Solar power is something that people have been working towards for years. Clean, sustainable, and healthier for the environment; people from all walks of life have been looking for the sun to replace other fuels such as oil and gas. But for one man, Danny Kennedy, giving solar power is not only a good business decision, it is a passion based on a life of activism.
While working for Greenpeace in Papua New Guinea in the early 90s, Kennedy saw solar power at work. There was a small clinic there, equipped with some solar panels. The power output was not very large, but it was enough to run a refrigerator, which made it possible for the clinic to keep necessary vaccinations cold until they were ready for use. During this time he met another activist, Alec Guettel, who would become a friend and eventually a business partner.
The idea of solar energy would stay with Kennedy, but it would be some time before he acted on it. He left Greenpeace in 1995 to found his own human rights group, Project Underground. He worked with Project Underground until 2000, when he returned to Greenpeace — It would be during this second time working with the environmental agency that would change the course of his life.
In 2006, Kennedy attended the Solar Power International Conference in San Jose, California. He had been to similar conferences in other countries, but this was the first time he had heard passionate speeches and enthusiasm for solar energy coming from a conference in the U.S. It was inspiring and exciting for Kennedy, whose thoughts had begun to turn from purely activist, looking to combine his passion for helping the planet with the dream of becoming a successful business owner. He got together with his friend Alec Guettel and a former BP executive named Andrew Birch, and decided to come up with a new idea.

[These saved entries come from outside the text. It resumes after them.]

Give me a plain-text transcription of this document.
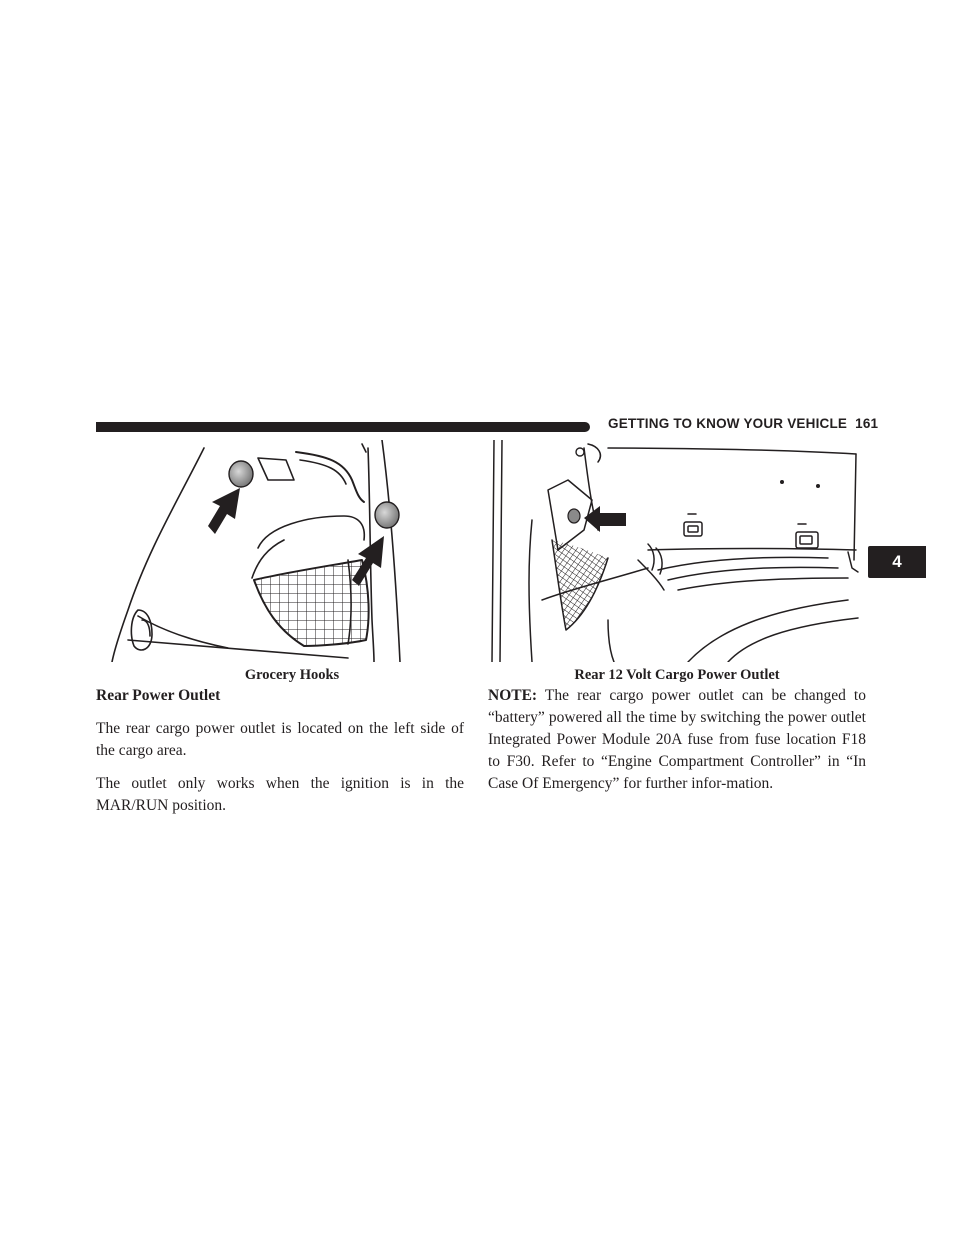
GETTING TO KNOW YOUR VEHICLE 161
4
Grocery Hooks	Rear 12 Volt Cargo Power Outlet
Rear Power Outlet

The rear cargo power outlet is located on the left side of the cargo area.

The outlet only works when the ignition is in the MAR/RUN position.

NOTE: The rear cargo power outlet can be changed to “battery” powered all the time by switching the power outlet Integrated Power Module 20A fuse from fuse location F18 to F30. Refer to “Engine Compartment Controller” in “In Case Of Emergency” for further infor-mation.
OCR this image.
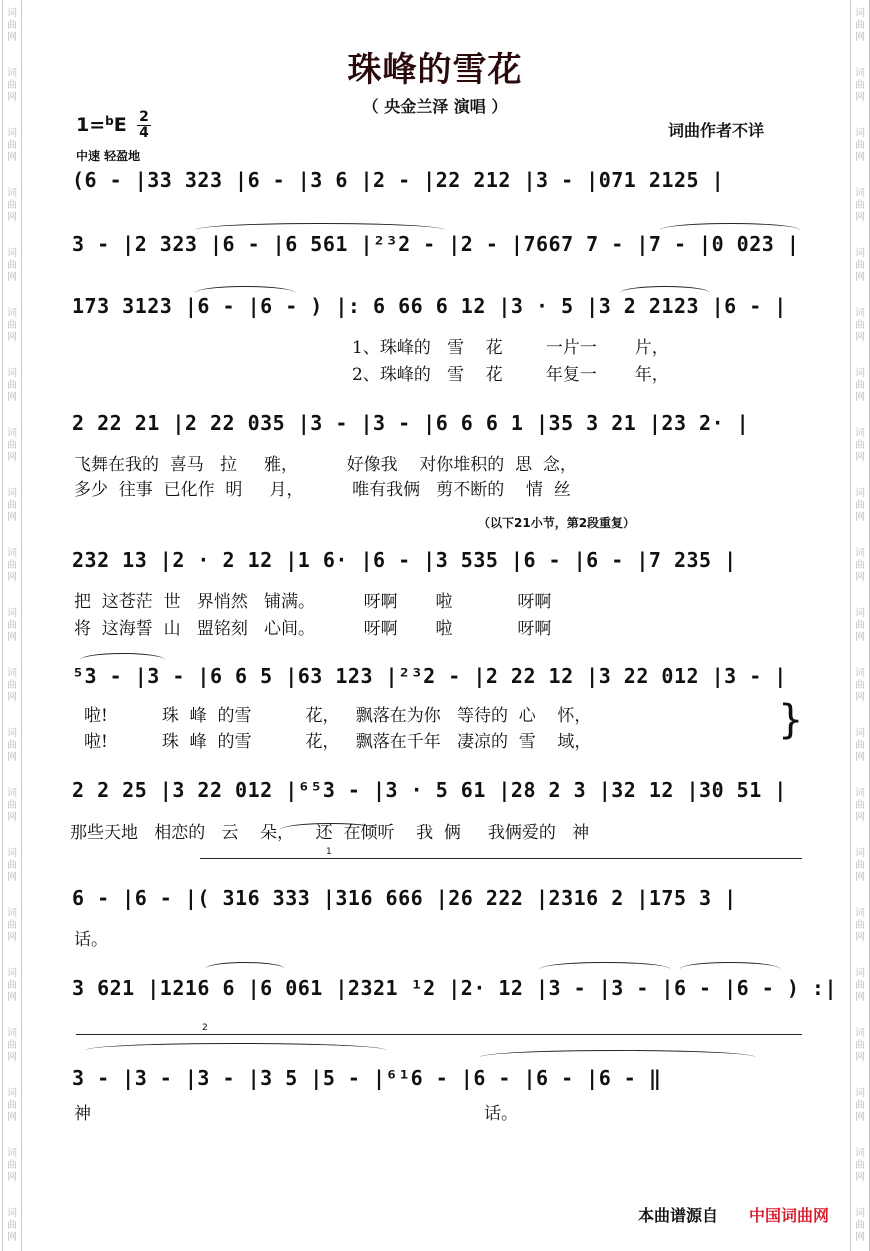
词
曲
网
词
曲
网
词
曲
网
词
曲
网
词
曲
网
词
曲
网
词
曲
网
词
曲
网
词
曲
网
词
曲
网
词
曲
网
词
曲
网
词
曲
网
词
曲
网
词
曲
网
词
曲
网
词
曲
网
词
曲
网
词
曲
网
词
曲
网
词
曲
网
词
曲
网
词
曲
网
词
曲
网
词
曲
网
词
曲
网
词
曲
网
词
曲
网
词
曲
网
词
曲
网
词
曲
网
词
曲
网
词
曲
网
词
曲
网
词
曲
网
词
曲
网
词
曲
网
词
曲
网
词
曲
网
词
曲
网
词
曲
网
词
曲
网
珠峰的雪花
（ 央金兰泽 演唱 ）
1=$^b$E 2
4	词曲作者不详
中速 轻盈地
(6 - |33 323 |6 - |3 6 |2 - |22 212 |3 - |071 2125 |
3 - |2 323 |6 - |6 561 |²³2 - |2 - |7667 7 - |7 - |0 023 |
173 3123 |6 - |6 - ) |: 6 66 6 12 |3 · 5 |3 2 2123 |6 - |
1、珠峰的   雪    花        一片一       片，
2、珠峰的   雪    花        年复一       年，
2 22 21 |2 22 035 |3 - |3 - |6 6 6 1 |35 3 21 |23 2· |
飞舞在我的  喜马   拉     雅，         好像我    对你堆积的  思  念，
多少  往事  已化作  明     月，         唯有我俩   剪不断的    情  丝
（以下21小节，第2段重复）
232 13 |2 · 2 12 |1 6· |6 - |3 535 |6 - |6 - |7 235 |
把  这苍茫  世   界悄然   铺满。         呀啊       啦            呀啊
将  这海誓  山   盟铭刻   心间。         呀啊       啦            呀啊
⁵3 - |3 - |6 6 5 |63 123 |²³2 - |2 22 12 |3 22 012 |3 - |
啦!          珠  峰  的雪          花，   飘落在为你   等待的  心    怀，
啦!          珠  峰  的雪          花，   飘落在千年   凄凉的  雪    域，	}
2 2 25 |3 22 012 |⁶⁵3 - |3 · 5 61 |28 2 3 |32 12 |30 51 |
那些天地   相恋的   云    朵，    还  在倾听    我  俩     我俩爱的   神
1
6 - |6 - |( 316 333 |316 666 |26 222 |2316 2 |175 3 |
话。
3 621 |1216 6 |6 061 |2321 ¹2 |2· 12 |3 - |3 - |6 - |6 - ) :|
2
3 - |3 - |3 - |3 5 |5 - |⁶¹6 - |6 - |6 - |6 - ‖
神	话。
本曲谱源自 中国词曲网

That idea was Sungevity, a small solar power company with some pretty big ideas. Priding themselves on being more simple to implement than other solar energy companies, Sungevity gives the option to lease their solar panels, instead of requiring a user to buy them outright. This saves on the initial cost, and allows consumers to begin to see the savings caused by the switch to solar power right away. Savings are also incurred through a referral program. The company also automates much of its process; for example, using Google Earth to look at the home that is interested in instillation, using the image to figure out how many solar panels will fit on the roof of the building, and generate an estimate based on that information.
The company is doing well, partnering with companies like Lowes and taking advantage of America’s desire to be more energy efficient, and Kennedy still remains passionate about what he does. Solar power, for him, has become a business, but it is still, at its core, about helping the Earth and helping people, the same things that have driven him his whole life.